Is every complex affine/projective variety isomorphic/birational to one defined by an ideal $I\subset \mathbb{Z}[x_1,\dots,x_n]$?

Question

For a while now I've been thinking about this question, but I have no idea how to go about it:

Is every complex affine/projective variety isomorphic/birational to one defined by an ideal $I\subset \mathbb{Z}[x_1,\dots,x_n]$?

So I'm interested in all $4$ combinations of affine/projective and isomorphic/birational. So to make sure the question is clear: given an ideal $J\subset \mathbb{C}[x_1,\dots,x_n]$, is there an ideal $I\subset \mathbb{Z}[x_1,\dots,x_m]$ (we don't require $n=m$) such that $Z(J)\cong Z(I)$ as varieties?

My only idea here was that if this is true then there are only countably many isomorphism classes of varieties. I'm not sure if this can lead to a contradiction, since e.g. the Euler characteristic is only able to distinguish countably many, and I don't know of an invariant that can do better (that's not to say there is none, just that I don't know much).

edit: the same question but with $\mathbb{Z}[x_1,\dots,x_m]$ replaced by $\mathbb{Z}[i][x_1,\dots,x_m]$ would also be interesting.

Answer 1

The answer is at least a partial no. Consider complex elliptic curves- no two complex elliptic curves are isomorphic without having the same $j$-invariant, which is a complex number and may take uncountably many values. Therefore there are at least uncountably many isomorphism classes of complex projective varieties.
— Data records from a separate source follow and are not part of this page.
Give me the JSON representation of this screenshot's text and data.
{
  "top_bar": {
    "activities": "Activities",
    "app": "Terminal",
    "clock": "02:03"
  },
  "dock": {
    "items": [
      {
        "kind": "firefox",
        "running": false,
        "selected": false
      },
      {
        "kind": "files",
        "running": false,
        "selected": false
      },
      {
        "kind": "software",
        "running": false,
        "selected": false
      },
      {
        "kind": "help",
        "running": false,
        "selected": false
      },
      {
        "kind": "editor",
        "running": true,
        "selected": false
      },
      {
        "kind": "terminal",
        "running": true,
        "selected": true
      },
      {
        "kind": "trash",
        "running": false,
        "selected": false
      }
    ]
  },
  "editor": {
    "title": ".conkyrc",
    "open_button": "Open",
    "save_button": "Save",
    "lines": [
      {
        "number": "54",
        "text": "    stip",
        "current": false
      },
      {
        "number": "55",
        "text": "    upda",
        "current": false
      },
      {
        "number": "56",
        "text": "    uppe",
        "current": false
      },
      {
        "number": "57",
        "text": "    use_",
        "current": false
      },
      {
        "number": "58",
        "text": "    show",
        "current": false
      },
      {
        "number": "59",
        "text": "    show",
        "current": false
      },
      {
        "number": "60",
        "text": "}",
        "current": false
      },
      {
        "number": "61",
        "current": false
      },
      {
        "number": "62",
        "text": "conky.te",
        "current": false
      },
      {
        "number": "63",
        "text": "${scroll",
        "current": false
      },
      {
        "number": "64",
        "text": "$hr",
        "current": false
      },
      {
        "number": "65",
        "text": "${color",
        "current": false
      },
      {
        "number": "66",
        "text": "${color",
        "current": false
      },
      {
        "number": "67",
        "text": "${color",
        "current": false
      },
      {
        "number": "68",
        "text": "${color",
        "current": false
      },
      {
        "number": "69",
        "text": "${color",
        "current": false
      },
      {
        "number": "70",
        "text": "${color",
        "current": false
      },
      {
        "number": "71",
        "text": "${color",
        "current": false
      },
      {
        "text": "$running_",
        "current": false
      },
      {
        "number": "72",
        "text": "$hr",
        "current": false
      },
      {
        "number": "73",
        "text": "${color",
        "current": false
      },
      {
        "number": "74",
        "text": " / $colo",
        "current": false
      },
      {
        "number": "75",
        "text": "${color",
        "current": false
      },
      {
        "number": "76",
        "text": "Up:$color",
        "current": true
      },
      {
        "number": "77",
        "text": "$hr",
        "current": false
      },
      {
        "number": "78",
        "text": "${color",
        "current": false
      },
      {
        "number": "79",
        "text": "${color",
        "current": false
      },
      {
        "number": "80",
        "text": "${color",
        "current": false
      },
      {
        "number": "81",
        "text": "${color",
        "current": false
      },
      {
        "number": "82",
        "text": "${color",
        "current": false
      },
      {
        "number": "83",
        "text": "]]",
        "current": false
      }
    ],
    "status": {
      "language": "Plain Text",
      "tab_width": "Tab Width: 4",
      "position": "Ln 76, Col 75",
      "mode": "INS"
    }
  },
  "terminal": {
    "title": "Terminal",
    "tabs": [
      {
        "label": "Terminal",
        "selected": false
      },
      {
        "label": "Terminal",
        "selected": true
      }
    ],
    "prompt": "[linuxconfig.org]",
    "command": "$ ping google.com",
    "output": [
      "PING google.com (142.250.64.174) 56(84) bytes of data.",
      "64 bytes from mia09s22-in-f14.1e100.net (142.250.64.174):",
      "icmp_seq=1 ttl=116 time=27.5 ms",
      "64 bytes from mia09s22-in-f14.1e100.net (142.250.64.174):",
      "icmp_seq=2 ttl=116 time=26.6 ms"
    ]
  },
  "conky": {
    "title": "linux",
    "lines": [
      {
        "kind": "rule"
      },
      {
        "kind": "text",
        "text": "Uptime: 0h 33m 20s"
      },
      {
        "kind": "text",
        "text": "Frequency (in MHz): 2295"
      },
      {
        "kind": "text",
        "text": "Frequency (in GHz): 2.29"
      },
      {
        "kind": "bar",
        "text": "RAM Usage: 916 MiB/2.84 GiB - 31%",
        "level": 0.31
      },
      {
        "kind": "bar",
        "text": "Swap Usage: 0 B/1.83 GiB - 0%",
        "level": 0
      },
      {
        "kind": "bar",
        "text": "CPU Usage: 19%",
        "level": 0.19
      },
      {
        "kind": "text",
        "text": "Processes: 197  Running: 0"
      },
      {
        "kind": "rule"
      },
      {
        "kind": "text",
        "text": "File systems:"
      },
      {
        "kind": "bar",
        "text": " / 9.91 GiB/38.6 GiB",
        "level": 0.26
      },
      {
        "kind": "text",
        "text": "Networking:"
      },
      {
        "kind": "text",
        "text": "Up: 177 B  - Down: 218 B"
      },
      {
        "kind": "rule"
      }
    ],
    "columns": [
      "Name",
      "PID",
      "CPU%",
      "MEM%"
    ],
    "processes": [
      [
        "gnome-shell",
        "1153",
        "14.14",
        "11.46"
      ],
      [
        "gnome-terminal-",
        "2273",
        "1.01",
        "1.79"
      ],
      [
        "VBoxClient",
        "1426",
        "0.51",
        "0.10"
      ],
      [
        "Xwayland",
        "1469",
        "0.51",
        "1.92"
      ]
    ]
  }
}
My guess is that there might be an easy way to extend this or something like it to the affine or birational questions you ask, but I do not know it off the top of my head.

I am curious about your question once one removes the possibility for such cardinality trickery- perhaps there's something to be said for varieties defined over $\overline{\mathbb{Q}}$. Then the countable/uncountable distinction doesn't appear.